AI can find vulnerabilities that a human team might take weeks to locate. It can also generate noise, overstate findings or miss bugs with weak signals. Human researchers can recognise impact where a tool sees a race that looks too narrow. And traditional tools, from sanitizers to fuzzers and static analysis, still provide signals that no model should ignore.
The reasonable future is not AI versus researchers. It is a hybrid model. AI can expand the analysis surface, suggest paths, review code, generate tests and support triage. Humans must validate, prioritise, understand impact, exploit safely in controlled conditions, fix correctly and decide what level of risk is acceptable.

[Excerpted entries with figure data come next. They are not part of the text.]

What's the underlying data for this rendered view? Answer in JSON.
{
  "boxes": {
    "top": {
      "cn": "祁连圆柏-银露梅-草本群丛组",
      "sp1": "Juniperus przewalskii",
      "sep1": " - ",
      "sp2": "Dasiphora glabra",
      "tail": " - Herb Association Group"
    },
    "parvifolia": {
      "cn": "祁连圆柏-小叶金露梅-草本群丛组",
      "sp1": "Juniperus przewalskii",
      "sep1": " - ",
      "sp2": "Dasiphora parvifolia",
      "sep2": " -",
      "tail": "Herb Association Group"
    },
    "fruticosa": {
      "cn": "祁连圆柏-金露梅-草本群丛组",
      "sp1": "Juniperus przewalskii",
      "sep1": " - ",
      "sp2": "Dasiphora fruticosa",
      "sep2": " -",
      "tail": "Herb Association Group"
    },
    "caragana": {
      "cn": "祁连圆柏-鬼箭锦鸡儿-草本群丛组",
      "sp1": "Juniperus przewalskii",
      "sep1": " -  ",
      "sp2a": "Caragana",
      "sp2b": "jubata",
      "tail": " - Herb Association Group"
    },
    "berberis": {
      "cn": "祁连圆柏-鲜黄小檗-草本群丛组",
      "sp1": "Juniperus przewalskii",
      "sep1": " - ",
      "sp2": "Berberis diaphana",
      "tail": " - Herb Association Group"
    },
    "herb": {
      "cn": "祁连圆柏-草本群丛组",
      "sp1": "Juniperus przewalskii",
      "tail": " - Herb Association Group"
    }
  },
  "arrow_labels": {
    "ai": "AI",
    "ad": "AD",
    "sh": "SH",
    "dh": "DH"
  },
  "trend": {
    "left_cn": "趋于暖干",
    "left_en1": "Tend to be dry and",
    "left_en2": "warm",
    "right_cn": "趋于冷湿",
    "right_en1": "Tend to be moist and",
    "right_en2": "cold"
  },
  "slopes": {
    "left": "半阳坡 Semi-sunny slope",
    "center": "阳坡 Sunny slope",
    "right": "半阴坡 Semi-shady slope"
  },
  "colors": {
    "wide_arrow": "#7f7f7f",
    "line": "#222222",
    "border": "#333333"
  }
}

Bad Epoll does not invalidate Mythos or Project Glasswing. It grounds them. AI is already a necessary tool in vulnerability research, but it is still not sufficient. That may be the most important lesson for defensive security teams: human judgement has not become obsolete. It has become more valuable because it now has to govern a new generation of powerful, but fallible, tools.
Frequently asked questions
What is Bad Epoll?
Bad Epoll is a Linux kernel vulnerability, tracked as CVE-2026-46242, affecting the epoll subsystem. It combines a race condition with a use-after-free.
What can the vulnerability allow?
Under certain conditions, it can allow a local unprivileged process to escalate privileges to root. The researcher also points to potential Android impact, although the full Android exploit was still in development.
Which versions may be affected?
The bug was introduced in 2023 and may affect kernels based on version 6.4 or later if they have not received the patch or a distribution backport.
Why does it matter that Mythos missed it?
Because it shows that even advanced AI models can miss real vulnerabilities in critical code, especially when concurrency, tiny race windows and weak runtime evidence are involved.
What is the recommended mitigation?
Apply the upstream patch or the security updates provided by your Linux distribution. epoll is not a feature that can be easily disabled without affecting normal system operation.